Las siete plagas

–Pero, ¿tú ta loca?

No fue una frase dicha en voz alta, fue un grito que llamó la atención de todos los que estábamos cerca.

Cuando una no tiene otra cosa que hacer que esperar a que toque tu turno de la mamografía, una intenta distraerse. Para ello hay diferentes estrategias, algunas de las cuales ya he compartido con ustedes. Esta vez, hice dos sudokus en mi aipad, leí el correo nuevo, contesté mensajes, presté atención a zapatos y zapatillas, entré a feibú, contribuí con un viejo recuerdo en la página “tú no eres de Canet si no…”, volví a hacer sudokus y así sucesivamente, sin lograr que se cumpliera mi deseo de ser llamada para la prueba. Por eso, cuando el grito de mi vecina me sacó de mi aburrimiento, giré la cabeza hacia donde ella estaba y vi que hablaba con alguien a través de un teléfono móvil.

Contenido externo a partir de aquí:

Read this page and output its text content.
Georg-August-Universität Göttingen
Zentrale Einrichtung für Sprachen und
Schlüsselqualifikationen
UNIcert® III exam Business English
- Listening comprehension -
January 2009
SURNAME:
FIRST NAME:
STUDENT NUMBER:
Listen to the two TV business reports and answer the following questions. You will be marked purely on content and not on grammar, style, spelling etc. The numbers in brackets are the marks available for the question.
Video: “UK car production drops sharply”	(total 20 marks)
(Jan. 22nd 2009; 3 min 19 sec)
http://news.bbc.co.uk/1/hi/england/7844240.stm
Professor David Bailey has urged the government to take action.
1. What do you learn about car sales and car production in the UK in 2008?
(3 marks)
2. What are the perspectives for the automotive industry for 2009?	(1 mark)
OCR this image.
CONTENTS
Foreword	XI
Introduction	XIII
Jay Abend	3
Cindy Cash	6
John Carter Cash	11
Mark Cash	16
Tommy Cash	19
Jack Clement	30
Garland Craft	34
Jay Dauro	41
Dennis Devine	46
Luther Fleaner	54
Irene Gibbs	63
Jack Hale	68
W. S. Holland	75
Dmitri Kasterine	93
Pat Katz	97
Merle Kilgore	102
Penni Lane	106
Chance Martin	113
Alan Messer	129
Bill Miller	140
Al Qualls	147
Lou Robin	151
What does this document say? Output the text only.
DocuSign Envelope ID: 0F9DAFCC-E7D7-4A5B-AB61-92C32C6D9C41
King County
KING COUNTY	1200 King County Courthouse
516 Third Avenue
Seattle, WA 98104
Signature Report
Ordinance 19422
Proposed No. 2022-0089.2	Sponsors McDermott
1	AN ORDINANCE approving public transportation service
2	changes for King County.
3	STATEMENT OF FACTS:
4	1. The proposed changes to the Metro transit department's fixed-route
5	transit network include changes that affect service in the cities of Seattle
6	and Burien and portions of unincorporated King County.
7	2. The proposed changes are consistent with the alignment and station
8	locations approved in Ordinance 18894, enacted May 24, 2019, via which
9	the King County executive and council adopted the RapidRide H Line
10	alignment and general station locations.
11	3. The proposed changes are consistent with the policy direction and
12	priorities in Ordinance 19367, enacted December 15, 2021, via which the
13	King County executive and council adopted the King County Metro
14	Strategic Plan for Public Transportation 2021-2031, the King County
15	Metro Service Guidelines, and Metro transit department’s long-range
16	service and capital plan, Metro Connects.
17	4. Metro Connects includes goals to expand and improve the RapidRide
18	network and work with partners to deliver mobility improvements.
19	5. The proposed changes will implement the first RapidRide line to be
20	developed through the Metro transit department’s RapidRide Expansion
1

La ciudadana era bien parecida. Indiecita. De pelo tratado y teñido de rubio, llevaba puesto un suéter corto que en vez de mostrar la piel de su abdomen, mostraba una faja. Como estábamos en una clínica, quise pensar que la llevaba “recetada”, aunque bien pudiera ser para contener volúmenes y acentuar curvas, con bastante buen resultado para gustos poco austeros. Calzaba unas plataformas de vértigo y tenía todas las uñas –de las manos y los pies– con unos dibujos que podrían competir con el MAM. Su teléfono móvil era inteligente y de marca vegetal. Digamos pues que “estaba en la papa”.

– ¡Te digo que ni loca venga pa cá! No gate tu cuartos en un pasaje pa encontrarte con un paí hecho una mierda,–dijo de un tirón, sin cortarse por decir en alto palabras vulgares, al tiempo que le comentaba a su compañero –e Rosita, que dique quiere venir a pasarse un mes en casa de mamá.

–Dile de la Chikun, –agregó el hombre.

– ¡Chacha!, aquí to el mundaso etá con la Chikun que dique lo tranmite un moquito, pero que no e verdá, si lo sabré yo, que son lo americano que etán hasiendo eperimento con nosotros, lo pobre negrito. Eso e dolor en to el cuerpo, que uno tiene que arratrarse y una piquiña que no se quita con na.

–Y dile que ahora, lo moquito, tranmiten otra vaina también.

–Rosita, eto ta jodio. ¿Y tú no ha oído del Ebola que di que viene pa ca? Esa e una enfermedá que disque se le caen a uno lo pedaso de carne, como la lepra.

–Y la delincuencia –añadió el compañero–, dile como ta la calle, lo ladrone difrasao de polisia…

–Y to lleno de haitiano cagándose por to lo lao y limpiándose el fuiche delante de to el mundo, que salió en el Feibú y yo lo vi. ¡Chacha, tú no te imagina! Esto e monte y cacata.

–Dile de Polín, que se dejó de Amarilis disque porque salió con sida.

–Ya tú oite. Pero eso no e na. La Ersira no se puede dar la diálisi porque ya gató to lo que da el seguro y el hijo suyo se bebió lo cuarto que ella tenía ahorrado y ahora no pueden pagar el tratamiento privado y ella no quiere ir a un hospital público. ¡Se va morir! Ya se le etán jinchando lo pie.

–¡Josefa Pérez! Llamó una enfermera con un expediente en la mano.

–¡Adió mija! Te llamo cuando salga, que me llamán pa la sono.

La ciudadana se fue hacia la puerta del consultorio moviéndose acompasadamente y seguida por su acompañante, mientras que los que quedamos esperando nuestro turno, estábamos hundidos en la angustia y la depresión. Me levanté, aun corriendo el riesgo de que me llamaran para el estudio, y salí a respirar aire caliente, mientras evocaba el amanecer en Jarabacoa,–técnica de limpieza de pensamiento. Hasta pude oír algunos pajaritos que me distrajeron de las siete plagas.

Eso sí, a la ciudadana, la sono debió salirle toda negra.